Article original datant du 20/03/22

Les chiffres officiels ont-ils surestimé le sinistre bilan de la Grande-Bretagne en matière de Covid ? C’est une question qui n’a cessé d’être posée par les médecins et les membres du public presque depuis le début de la pandémie.

Tout d’abord, des histoires troublantes ont émergé de la part de parents endeuillés de patients en phase terminale qui sont morts de la maladie qu’ils avaient combattue, pour être ensuite étiquetés à titre posthume comme victimes du Covid.

Ensuite, les responsables de la santé ont admis, avec embarras, que les chiffres qu’ils avaient communiqués au gouvernement n’étaient qu’une approximation – provoquant la fureur des ministres. Plus récemment, il a été révélé qu’un quart des décès d’Omicron inclus dans les chiffres quotidiens ne mentionnaient pas, en fait, Covid comme cause principale.

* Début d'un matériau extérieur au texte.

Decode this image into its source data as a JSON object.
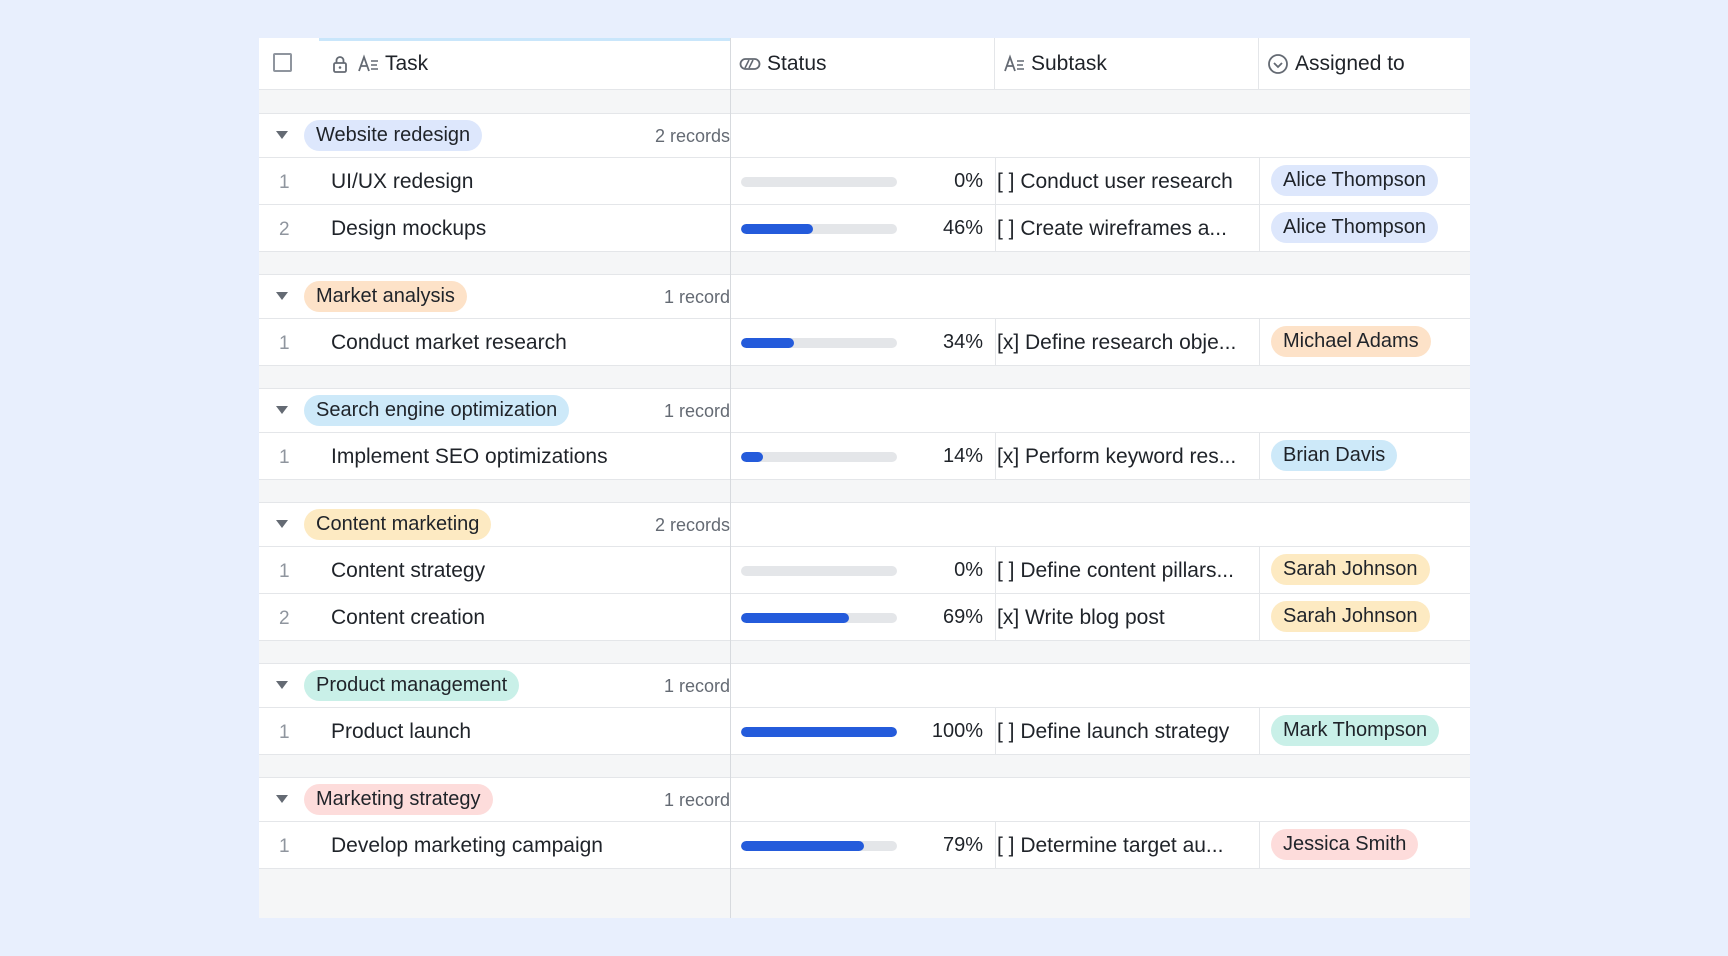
{
  "header": {
    "columns": [
      {
        "label": "Task",
        "icon": "text-field-icon"
      },
      {
        "label": "Status",
        "icon": "progress-field-icon"
      },
      {
        "label": "Subtask",
        "icon": "text-field-icon"
      },
      {
        "label": "Assigned to",
        "icon": "person-field-icon"
      }
    ]
  },
  "groups": [
    {
      "name": "Website redesign",
      "count": "2 records",
      "color": "#dde7fc",
      "records": [
        {
          "index": "1",
          "task": "UI/UX redesign",
          "progress": 0,
          "progress_label": "0%",
          "subtask": "[ ] Conduct user research",
          "assignee": "Alice Thompson",
          "assignee_color": "#dde7fc"
        },
        {
          "index": "2",
          "task": "Design mockups",
          "progress": 46,
          "progress_label": "46%",
          "subtask": "[ ] Create wireframes a...",
          "assignee": "Alice Thompson",
          "assignee_color": "#dde7fc"
        }
      ]
    },
    {
      "name": "Market analysis",
      "count": "1 record",
      "color": "#fde2c8",
      "records": [
        {
          "index": "1",
          "task": "Conduct market research",
          "progress": 34,
          "progress_label": "34%",
          "subtask": "[x] Define research obje...",
          "assignee": "Michael Adams",
          "assignee_color": "#fde2c8"
        }
      ]
    },
    {
      "name": "Search engine optimization",
      "count": "1 record",
      "color": "#cde9f9",
      "records": [
        {
          "index": "1",
          "task": "Implement SEO optimizations",
          "progress": 14,
          "progress_label": "14%",
          "subtask": "[x] Perform keyword res...",
          "assignee": "Brian Davis",
          "assignee_color": "#cde9f9"
        }
      ]
    },
    {
      "name": "Content marketing",
      "count": "2 records",
      "color": "#fdeac2",
      "records": [
        {
          "index": "1",
          "task": "Content strategy",
          "progress": 0,
          "progress_label": "0%",
          "subtask": "[ ] Define content pillars...",
          "assignee": "Sarah Johnson",
          "assignee_color": "#fdeac2"
        },
        {
          "index": "2",
          "task": "Content creation",
          "progress": 69,
          "progress_label": "69%",
          "subtask": "[x] Write blog post",
          "assignee": "Sarah Johnson",
          "assignee_color": "#fdeac2"
        }
      ]
    },
    {
      "name": "Product management",
      "count": "1 record",
      "color": "#c9f0e8",
      "records": [
        {
          "index": "1",
          "task": "Product launch",
          "progress": 100,
          "progress_label": "100%",
          "subtask": "[ ] Define launch strategy",
          "assignee": "Mark Thompson",
          "assignee_color": "#c9f0e8"
        }
      ]
    },
    {
      "name": "Marketing strategy",
      "count": "1 record",
      "color": "#fddcdb",
      "records": [
        {
          "index": "1",
          "task": "Develop marketing campaign",
          "progress": 79,
          "progress_label": "79%",
          "subtask": "[ ] Determine target au...",
          "assignee": "Jessica Smith",
          "assignee_color": "#fddcdb"
        }
      ]
    }
  ]
}
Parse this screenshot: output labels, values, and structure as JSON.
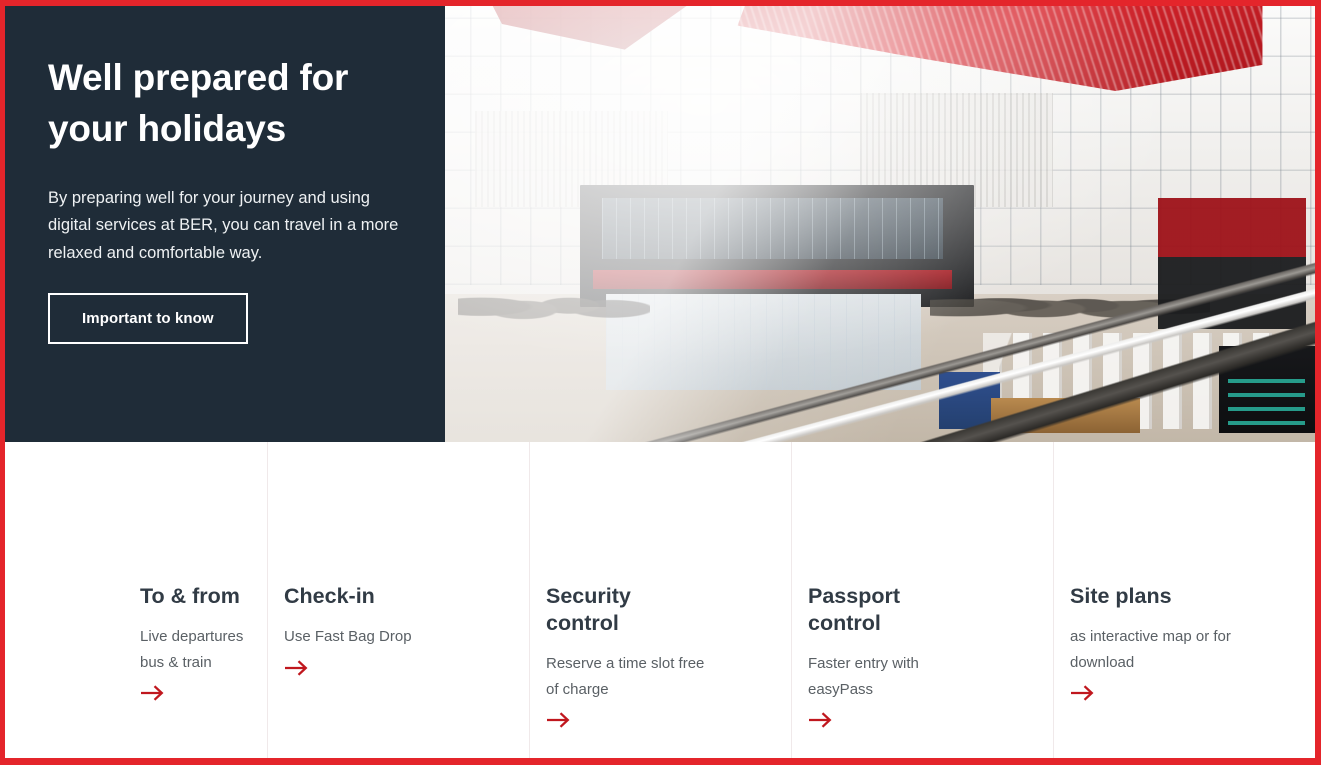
{
  "theme": {
    "border_red": "#E4252B",
    "panel_navy": "#1F2C38",
    "arrow_red": "#C0171E",
    "heading_slate": "#313B45",
    "body_gray": "#5A6065",
    "divider": "#F0E9EA"
  },
  "hero": {
    "title": "Well prepared for your holidays",
    "subtitle": "By preparing well for your journey and using digital services at BER, you can travel in a more relaxed and comfortable way.",
    "button_label": "Important to know",
    "image_alt": "BER airport terminal departure hall with travellers, check-in kiosks and red directional signage"
  },
  "cards": [
    {
      "title": "To & from",
      "description": "Live departures bus & train",
      "arrow_icon": "arrow-right-icon"
    },
    {
      "title": "Check-in",
      "description": "Use Fast Bag Drop",
      "arrow_icon": "arrow-right-icon"
    },
    {
      "title": "Security control",
      "description": "Reserve a time slot free of charge",
      "arrow_icon": "arrow-right-icon"
    },
    {
      "title": "Passport control",
      "description": "Faster entry with easyPass",
      "arrow_icon": "arrow-right-icon"
    },
    {
      "title": "Site plans",
      "description": "as interactive map or for download",
      "arrow_icon": "arrow-right-icon"
    }
  ]
}
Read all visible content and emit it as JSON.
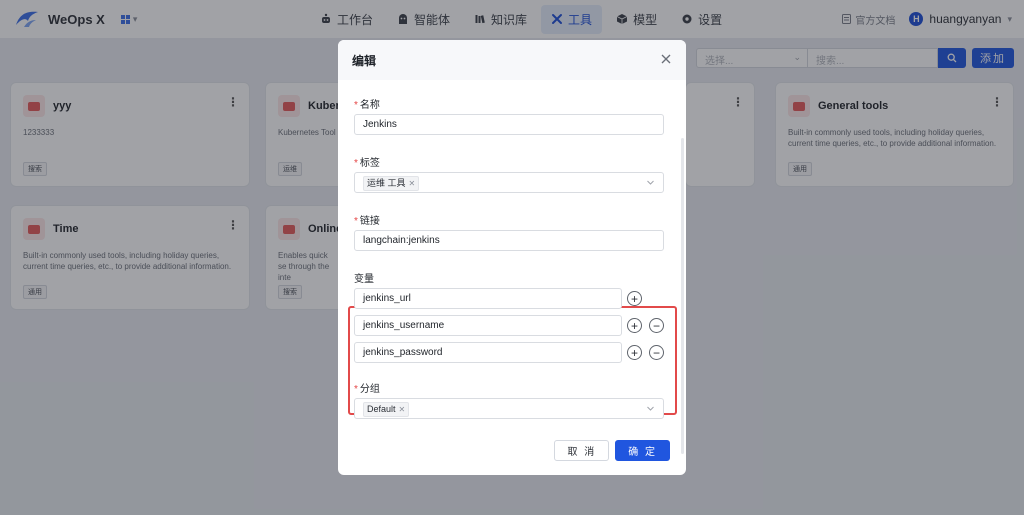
{
  "app": {
    "name": "WeOps X"
  },
  "nav": [
    {
      "label": "工作台",
      "icon": "robot-icon"
    },
    {
      "label": "智能体",
      "icon": "agent-icon"
    },
    {
      "label": "知识库",
      "icon": "library-icon"
    },
    {
      "label": "工具",
      "icon": "tools-icon",
      "active": true
    },
    {
      "label": "模型",
      "icon": "cube-icon"
    },
    {
      "label": "设置",
      "icon": "gear-icon"
    }
  ],
  "header": {
    "docs_label": "官方文档",
    "user_initial": "H",
    "username": "huangyanyan"
  },
  "toolbar": {
    "select_placeholder": "选择...",
    "search_placeholder": "搜索...",
    "add_label": "添加"
  },
  "cards": [
    {
      "title": "yyy",
      "desc": "1233333",
      "tag": "搜索"
    },
    {
      "title": "Kubern",
      "desc": "Kubernetes Tool",
      "tag": "运维"
    },
    {
      "title": "General tools",
      "desc": "Built-in commonly used tools, including holiday queries, current time queries, etc., to provide additional information.",
      "tag": "通用"
    },
    {
      "title": "Time",
      "desc": "Built-in commonly used tools, including holiday queries, current time queries, etc., to provide additional information.",
      "tag": "通用"
    },
    {
      "title": "Online",
      "desc": "Enables quick se through the inte",
      "tag": "搜索"
    }
  ],
  "modal": {
    "title": "编辑",
    "name_label": "名称",
    "name_value": "Jenkins",
    "tags_label": "标签",
    "tags": [
      "运维 工具"
    ],
    "link_label": "链接",
    "link_value": "langchain:jenkins",
    "vars_label": "变量",
    "variables": [
      "jenkins_url",
      "jenkins_username",
      "jenkins_password"
    ],
    "group_label": "分组",
    "groups": [
      "Default"
    ],
    "cancel_label": "取 消",
    "ok_label": "确 定"
  },
  "colors": {
    "primary": "#2056df",
    "highlight": "#e24a4a",
    "required": "#e54545"
  }
}
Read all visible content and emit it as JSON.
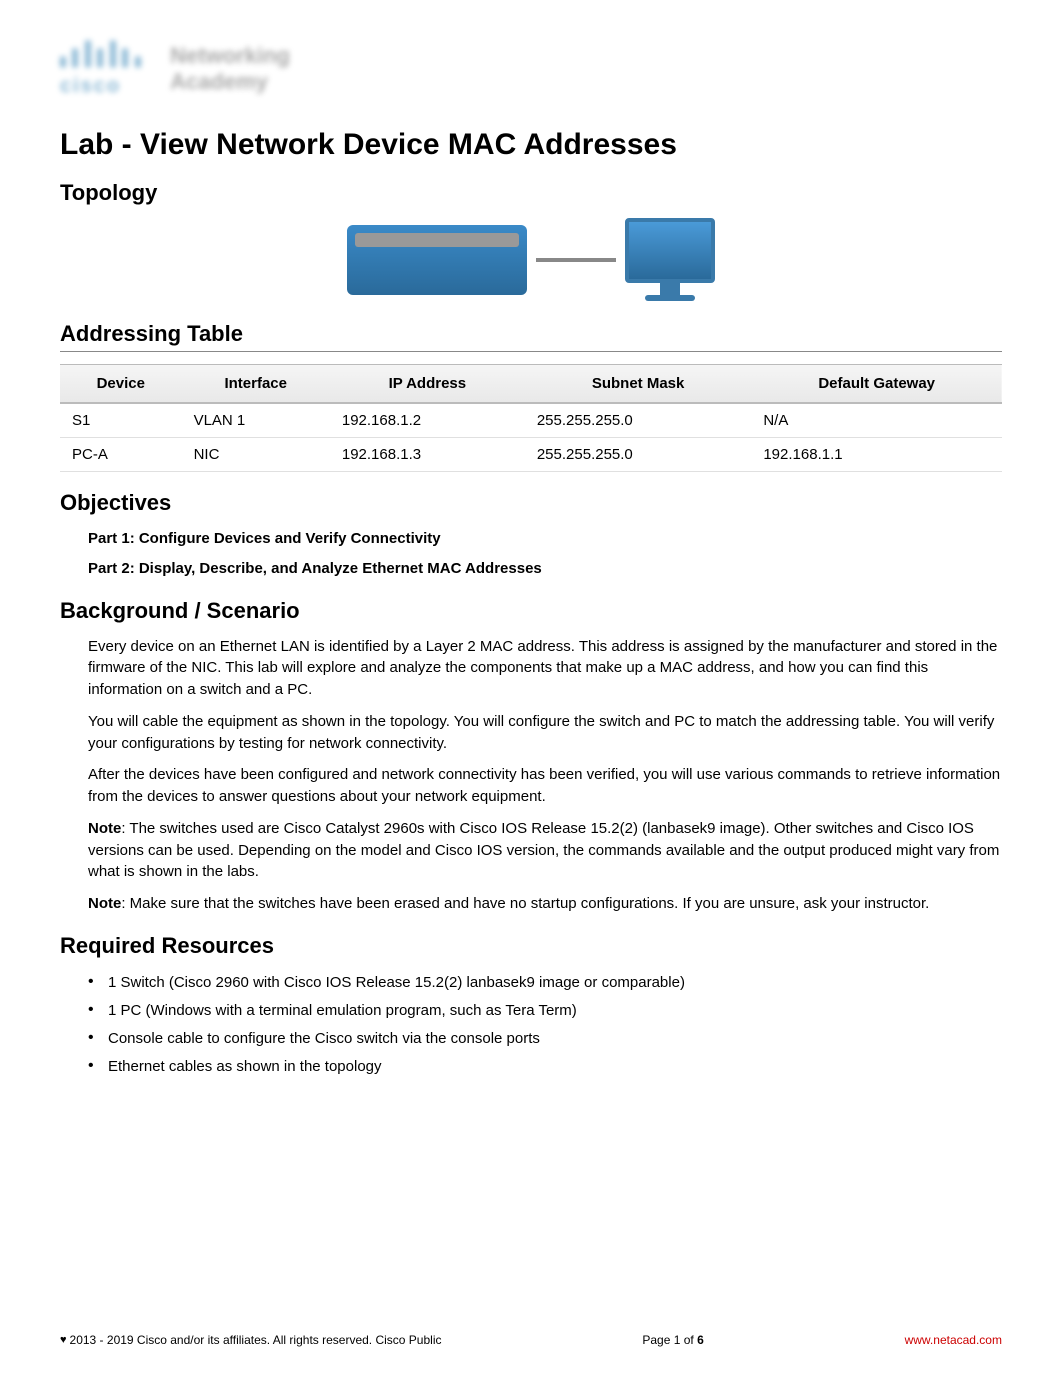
{
  "logo": {
    "brand": "cisco",
    "text_line1": "Networking",
    "text_line2": "Academy"
  },
  "title": "Lab - View Network Device MAC Addresses",
  "sections": {
    "topology": {
      "heading": "Topology"
    },
    "addressing": {
      "heading": "Addressing Table",
      "columns": [
        "Device",
        "Interface",
        "IP Address",
        "Subnet Mask",
        "Default Gateway"
      ],
      "rows": [
        {
          "device": "S1",
          "interface": "VLAN 1",
          "ip": "192.168.1.2",
          "mask": "255.255.255.0",
          "gateway": "N/A"
        },
        {
          "device": "PC-A",
          "interface": "NIC",
          "ip": "192.168.1.3",
          "mask": "255.255.255.0",
          "gateway": "192.168.1.1"
        }
      ]
    },
    "objectives": {
      "heading": "Objectives",
      "parts": [
        "Part 1: Configure Devices and Verify Connectivity",
        "Part 2: Display, Describe, and Analyze Ethernet MAC Addresses"
      ]
    },
    "background": {
      "heading": "Background / Scenario",
      "paragraphs": [
        "Every device on an Ethernet LAN is identified by a Layer 2 MAC address. This address is assigned by the manufacturer and stored in the firmware of the NIC. This lab will explore and analyze the components that make up a MAC address, and how you can find this information on a switch and a PC.",
        "You will cable the equipment as shown in the topology. You will configure the switch and PC to match the addressing table. You will verify your configurations by testing for network connectivity.",
        "After the devices have been configured and network connectivity has been verified, you will use various commands to retrieve information from the devices to answer questions about your network equipment."
      ],
      "note1_label": "Note",
      "note1_text": ": The switches used are Cisco Catalyst 2960s with Cisco IOS Release 15.2(2) (lanbasek9 image). Other switches and Cisco IOS versions can be used. Depending on the model and Cisco IOS version, the commands available and the output produced might vary from what is shown in the labs.",
      "note2_label": "Note",
      "note2_text": ": Make sure that the switches have been erased and have no startup configurations. If you are unsure, ask your instructor."
    },
    "resources": {
      "heading": "Required Resources",
      "items": [
        "1 Switch (Cisco 2960 with Cisco IOS Release 15.2(2) lanbasek9 image or comparable)",
        "1 PC (Windows with a terminal emulation program, such as Tera Term)",
        "Console cable to configure the Cisco switch via the console ports",
        "Ethernet cables as shown in the topology"
      ]
    }
  },
  "footer": {
    "copyright": "2013 - 2019 Cisco and/or its affiliates. All rights reserved. Cisco Public",
    "page_label": "Page 1 of ",
    "page_total": "6",
    "link": "www.netacad.com"
  }
}
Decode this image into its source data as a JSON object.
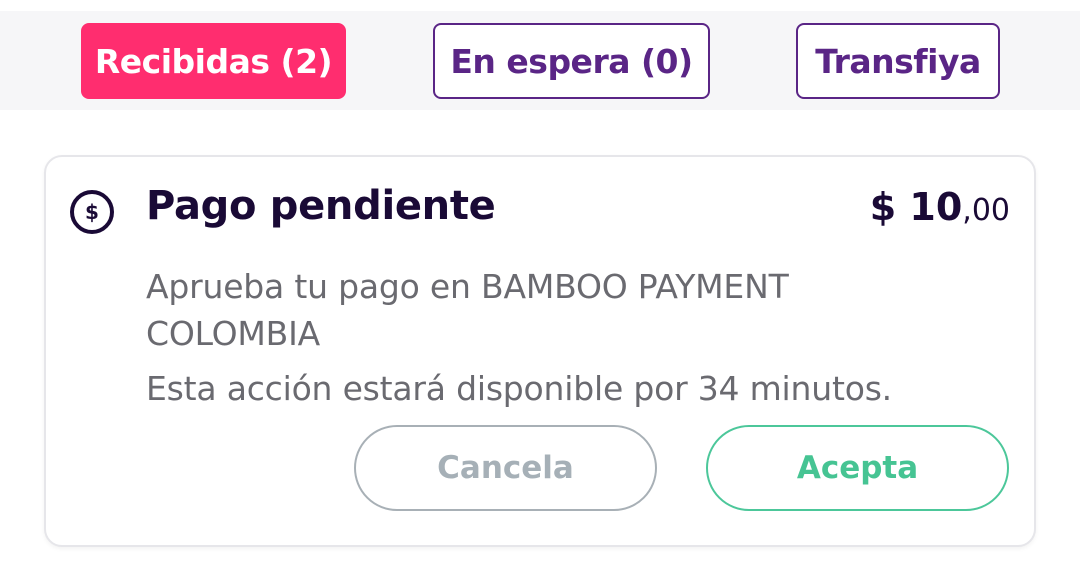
{
  "tabs": [
    {
      "label": "Recibidas (2)",
      "active": true
    },
    {
      "label": "En espera (0)",
      "active": false
    },
    {
      "label": "Transfiya",
      "active": false
    }
  ],
  "payment": {
    "icon": "dollar-circle-icon",
    "icon_glyph": "$",
    "title": "Pago pendiente",
    "amount_main": "$ 10",
    "amount_decimals": ",00",
    "description": "Aprueba tu pago en BAMBOO PAYMENT COLOMBIA",
    "availability": "Esta acción estará disponible por 34 minutos.",
    "cancel_label": "Cancela",
    "accept_label": "Acepta"
  },
  "colors": {
    "active_tab": "#ff2d6f",
    "tab_outline": "#5a2586",
    "title_text": "#1a0a36",
    "body_text": "#6a6a70",
    "cancel": "#a6b0b7",
    "accept": "#46c493"
  }
}
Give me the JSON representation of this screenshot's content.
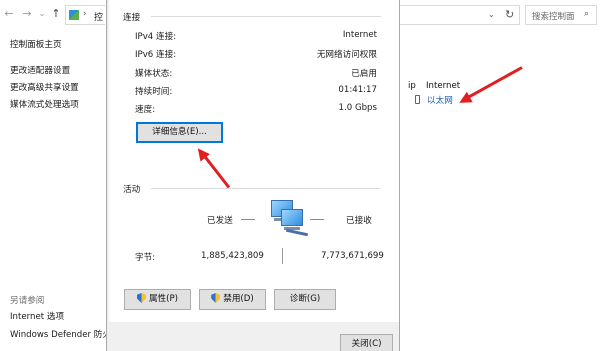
{
  "background": {
    "nav": {
      "back": "←",
      "forward": "→",
      "dropdown": "⌄",
      "up": "↑",
      "refresh": "↻",
      "separator": "›"
    },
    "address_fragment": "控",
    "search_placeholder": "搜索控制面",
    "search_icon": "⌕",
    "sidebar": {
      "items": [
        "控制面板主页",
        "更改适配器设置",
        "更改高级共享设置",
        "媒体流式处理选项"
      ],
      "see_also_title": "另请参阅",
      "see_also": [
        "Internet 选项",
        "Windows Defender 防火"
      ]
    },
    "connection": {
      "access_type": "Internet",
      "access_prefix": "ip",
      "link_label": "以太网"
    }
  },
  "dialog": {
    "connection_title": "连接",
    "rows": [
      {
        "label": "IPv4 连接:",
        "value": "Internet"
      },
      {
        "label": "IPv6 连接:",
        "value": "无网络访问权限"
      },
      {
        "label": "媒体状态:",
        "value": "已启用"
      },
      {
        "label": "持续时间:",
        "value": "01:41:17"
      },
      {
        "label": "速度:",
        "value": "1.0 Gbps"
      }
    ],
    "details_button": "详细信息(E)...",
    "activity_title": "活动",
    "sent_label": "已发送",
    "received_label": "已接收",
    "bytes_label": "字节:",
    "bytes_sent": "1,885,423,809",
    "bytes_received": "7,773,671,699",
    "properties_button": "属性(P)",
    "disable_button": "禁用(D)",
    "diagnose_button": "诊断(G)",
    "close_button": "关闭(C)"
  },
  "colors": {
    "arrow": "#e02020",
    "link": "#1a5fb4",
    "focus": "#0078d7"
  },
  "icons": [
    "back-arrow-icon",
    "forward-arrow-icon",
    "up-arrow-icon",
    "control-panel-icon",
    "refresh-icon",
    "search-icon",
    "ethernet-plug-icon",
    "network-computers-icon",
    "shield-icon"
  ]
}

Plus de deux ans après l’apparition de Covid-19, nombreux sont ceux qui souhaitent une réponse simple : combien ont été tués par ce virus ?

La semaine dernière, dans le premier d’une série de reportages spéciaux examinant la science qui a sous-tendu notre réponse à la pandémie, le Mail on Sunday s’est attaqué aux inquiétudes persistantes selon lesquelles les tests utilisés pour diagnostiquer le Covid détectaient des personnes qui n’étaient pas réellement infectées.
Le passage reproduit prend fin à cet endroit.